Posts tagged with: Chicago Tribune

Unemployment worries still dog economy’s recovery

It’s hard to feel that the economy is getting better if you don’t have a job. But lately we’ve seen several positive reports suggesting that the worst of the recession may have passed us by. The economy, analysts say, is no longer in freefall.

But that doesn’t matter if you’ve lost your job and can’t pay your home mortgage, does it?

Gail MarksJarvis, a financial writer for the Chicago Tribune, does a good job summarizing why unemployment might slow the nation’s economic recovery significantly. You can read the story here.

MarksJarvis interviews financial experts who worry that the unemployment rate in the United States might hit 10 percent or higher and then stay there. If that happens, it can have a devastating impact on the rest of the economy. Think about it: With more people out of work, there’ll be fewer buying nonessential items at local stores. Fewer people will move into new homes. It’s all related.

So enjoy the good economic news reports. We certainly can use some good news these days. But remember, until unemployment goes down, we won’t see an economic recovery that truly feels like a recovery.

Unemployment slows down the housing market

For years, I’ve covered the housing industry for newspapers such as the Washington Post and Chicago Tribune. I also edit a real estate trade magazine. It’ve seen, then, just how hard it is for most people to come up with a downpayment of 20 percent when they want to buy a home.

If you don’t know, mortgage lenders for years asked borrowers to scrape together a downpayment equal to 20 percent of a home’s purchase price. That can be a ton of money. If you buy a modest house for $220,000, a downpayment of 20 percent equals $44,000. I don’t know a lot of people who have that kind of cash sitting around.

During the housing boom, though, lenders relaxed their standards. They began requiring far more doable downpayments of 5 percent, 3 percent or, in some cases, zero percent. That made it easier for people to buy homes. Of course, it also helped push the housing industry into the chaos it’s suffering through now with record foreclosures and plummeting housing values.

So the lenders have changed. Most have done away with no-down programs. Many others have even left behind the 5-percent-down programs. Many borrowers are now going with FHA loans, which require downpayments of just 3-and-a-half percent.

What does all this have to do with careers and jobs? Plenty, as it turns out.

Each year, the National Association of Realtors releases a study gauging the thoughts of the public regarding homeownership and housing affordability. This year’s study said that getting enough money for a downpayment was a stumbling block for 82 percent of survey respondents. And why is it so hard to get a downpayment? Partially because of the economy.

According to the Realtors survey, two-thirds of respondents cited layoffs and unemployment as serious problems today. A total of eight out of every 10 survey participants pointed to these problems as barriers to purchasing a home.

The housing market and the nation’s economy are linked together. And when they’re both performing as miserably as they are today, it makes life exceedingly difficult for most of us.

Something about this story really made me nervous

These are uncertain times. No one’s job seems to be truly safe.

But sometimes you just want to forget about that fact. Then you grab the morning paper — in my case, the Chicago Tribune — and you read a front-page story that really gives you the willies.

The story describes how quickly a family can fall from the ranks of the middle class to the poor after its primary breadwinner loses a job.

The Tribune story focuses on the Robbins family. When Patrick Robbins loses his job as a sportswear buyer making $110,000 a year, his family quickly goes from not worrying about money to almost suffocating with financial issues.

There’s something gripping about the story.
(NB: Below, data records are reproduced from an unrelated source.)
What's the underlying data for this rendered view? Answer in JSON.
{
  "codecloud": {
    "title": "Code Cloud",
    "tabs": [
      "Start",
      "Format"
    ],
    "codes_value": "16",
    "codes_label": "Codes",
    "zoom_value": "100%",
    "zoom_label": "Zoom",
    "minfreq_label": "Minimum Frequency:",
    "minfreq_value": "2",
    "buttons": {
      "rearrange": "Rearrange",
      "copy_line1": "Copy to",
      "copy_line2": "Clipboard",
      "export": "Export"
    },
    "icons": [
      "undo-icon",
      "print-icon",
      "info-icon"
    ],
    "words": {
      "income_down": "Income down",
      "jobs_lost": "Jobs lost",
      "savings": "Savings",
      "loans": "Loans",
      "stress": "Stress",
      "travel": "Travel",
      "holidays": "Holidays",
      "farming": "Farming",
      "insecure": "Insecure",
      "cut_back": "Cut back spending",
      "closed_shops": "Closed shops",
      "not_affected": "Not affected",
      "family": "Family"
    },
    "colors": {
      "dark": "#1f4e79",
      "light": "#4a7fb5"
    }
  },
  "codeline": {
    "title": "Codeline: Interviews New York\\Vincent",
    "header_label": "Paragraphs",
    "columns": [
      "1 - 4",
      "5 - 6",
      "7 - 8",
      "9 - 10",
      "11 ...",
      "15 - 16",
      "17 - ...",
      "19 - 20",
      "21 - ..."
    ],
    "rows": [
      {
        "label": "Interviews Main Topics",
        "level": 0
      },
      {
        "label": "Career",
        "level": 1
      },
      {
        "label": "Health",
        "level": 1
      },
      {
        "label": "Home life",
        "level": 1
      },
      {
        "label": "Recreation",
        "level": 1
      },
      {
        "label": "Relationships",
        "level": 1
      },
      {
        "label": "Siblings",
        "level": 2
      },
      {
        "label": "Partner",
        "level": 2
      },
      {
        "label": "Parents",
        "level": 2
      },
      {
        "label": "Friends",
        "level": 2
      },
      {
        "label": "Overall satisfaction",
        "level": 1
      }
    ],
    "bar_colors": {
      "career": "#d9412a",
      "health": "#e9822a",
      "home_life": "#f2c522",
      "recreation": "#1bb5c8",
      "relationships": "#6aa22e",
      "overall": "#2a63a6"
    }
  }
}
Maybe it’s the fact that the Robbins family didn’t have that 6-month emergency cushion of savings that financial experts always tell us to have on hand. Thing is, I don’t know many families — if any — that have that kind of cushion built up.

Day-to-day life is expensive, isn’t it? Even if you have a good job, the bills pile up.

Maybe that’s what made me so nervous reading the Tribune’s story. The Robbins family could be my family, very easily. I suspect it could be yours, too.

A career to avoid: Anything doing with publishing

I’ve worked as a journalist since before I graduated from college in 1991. I love writing, and even more I love getting paid to do it.

But I wouldn’t advise any college student today to enter this field. It’s suffering. And there aren’t many signs that things are going to get better any time soon.

Just look at the evidence: The Chicago Tribune, my hometown newspaper, is bankrupt, has drastically reduced staff and has just finished a desperate redesign in an effort to draw in more readers. Its competitor, the Chicago Sun-Times is on life support.

Meanwhile, the proud Christian Science Monitor has become a largely all-Web enterprise. The Detroit Free Press is going to a three-times-a-week schedule and beefing up its online version. The Minneapolis Star-Tribune, a fine paper, has declared bankruptcy.

It’s depressing just writing about it.

Meanwhile, more and more journalists are turning to the Web. Problem is, online writing, while generally easier and less time-consuming than writing for print publications, doesn’t pay nearly as well.

It’s a tough world for journalists and freelance writers. So tough, I’d advise all you students to study something else.